Brachypsectra fulva

Scientific classification
- Kingdom: Animalia
- Phylum: Arthropoda
- Clade: Pancrustacea
- Class: Insecta
- Order: Coleoptera
- Suborder: Polyphaga
- Infraorder: Elateriformia
- Family: Brachypsectridae
- Genus: Brachypsectra
- Species: B. fulva
- Binomial name: Brachypsectra fulva LeConte, 1883

= Brachypsectra fulva =

- Authority: LeConte, 1883

Species of beetle

Brachypsectra fulva is a species of beetle in the Brachypsectridae family commonly known as the Texas beetle.

==Distribution==
B. fulva occurs in Mexico and in the southern United States in the states of Arizona, California, Colorado, New Mexico, Texas and Utah.

==Description==
This beetle has a light brown elongated oval body between four and eight millimetres long. The head is slightly wider than it is long and there are globular, protruding eyes. The antennae have ten segments, the distal six expanded on one side to form pectinate clubs, though these are less developed in the female. The prothorax is wider than it is long and widest posteriorly. The elytra have nine weakly impressed punctate striae and are broadly rounded at the posterior. The hind wings are as long as they are wide and have oblique, apically dividing, linear sclerites. The male beetle is smaller than the female and is much the same width for most of its length whereas the female is broadest in the posterior third of its length.

The larva is pale coloured, up to fifteen millimetres long, flattened and broadly ovate. The head is dark and much narrower than the prothorax. The antennae and legs are well developed.
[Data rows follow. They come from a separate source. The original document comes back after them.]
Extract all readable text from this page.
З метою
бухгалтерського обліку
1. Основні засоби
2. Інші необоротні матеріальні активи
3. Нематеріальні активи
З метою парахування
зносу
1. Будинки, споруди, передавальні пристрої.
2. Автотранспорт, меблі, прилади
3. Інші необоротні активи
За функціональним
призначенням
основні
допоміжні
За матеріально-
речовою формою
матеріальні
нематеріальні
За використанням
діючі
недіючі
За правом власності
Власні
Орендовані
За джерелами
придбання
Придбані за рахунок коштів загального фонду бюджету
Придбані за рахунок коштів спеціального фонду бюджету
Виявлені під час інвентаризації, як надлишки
There are fairly long lateral lobes lined with elongate feathery lobules on all the thoracic segments and on the first eight abdominal segments. The upper side is armed with heavily sclerotized, scale-like setae. The posterior abdominal segments are much narrower and darker coloured and form a short tail which may be held in an elevated position.

The number of instars and the length of the life cycle are not known, but in captivity, some larvae lived for over two years without feeding. Some larvae reared by M. K. Thayer moulted twice before pupating. The cocoon was surrounded by a silken net connecting the two sides of the narrow pupation chamber. The beetle emerged after about six weeks.

==Biology==
Though the larvae of this beetle had been known for a long time, they were described by Gordon Floyd Ferris in 1927 as an "entomological enigma". This was because it had not previously been known into what adult form they would develop.

Adult beetles are seldom seen but they are attracted by light and the males are on the wing between May and August. The larvae are found under loose bark on trees, in leaf litter and in cracks in rocks. There seems to be no association with any particular plant group but they choose habitats that are rich in insects and other arthropods. The larvae are predators that ambush their prey. They are well camouflaged and remain stationary until approached by prey. Food species include small spiders, pseudoscorpions, cockroaches, termites, and beetle larvae in the families Trogossitidae, Nitidulidae and Tenebrionidae.

In a research study, larvae in captivity were offered spiders in the genus Metepeira. They made no effort to pounce on the spiders, but when one climbed on the back of the larva, it arched its tail and head, trapping the spider between the tail spine and the mandibles. The larva then devoured the spider, at the same time relaxing its tail. In another study, several spiders were released in the presence of a single larva and they were all later found congregated on its back. The researchers thought it possible that the larva released an allomone which attracted the spiders.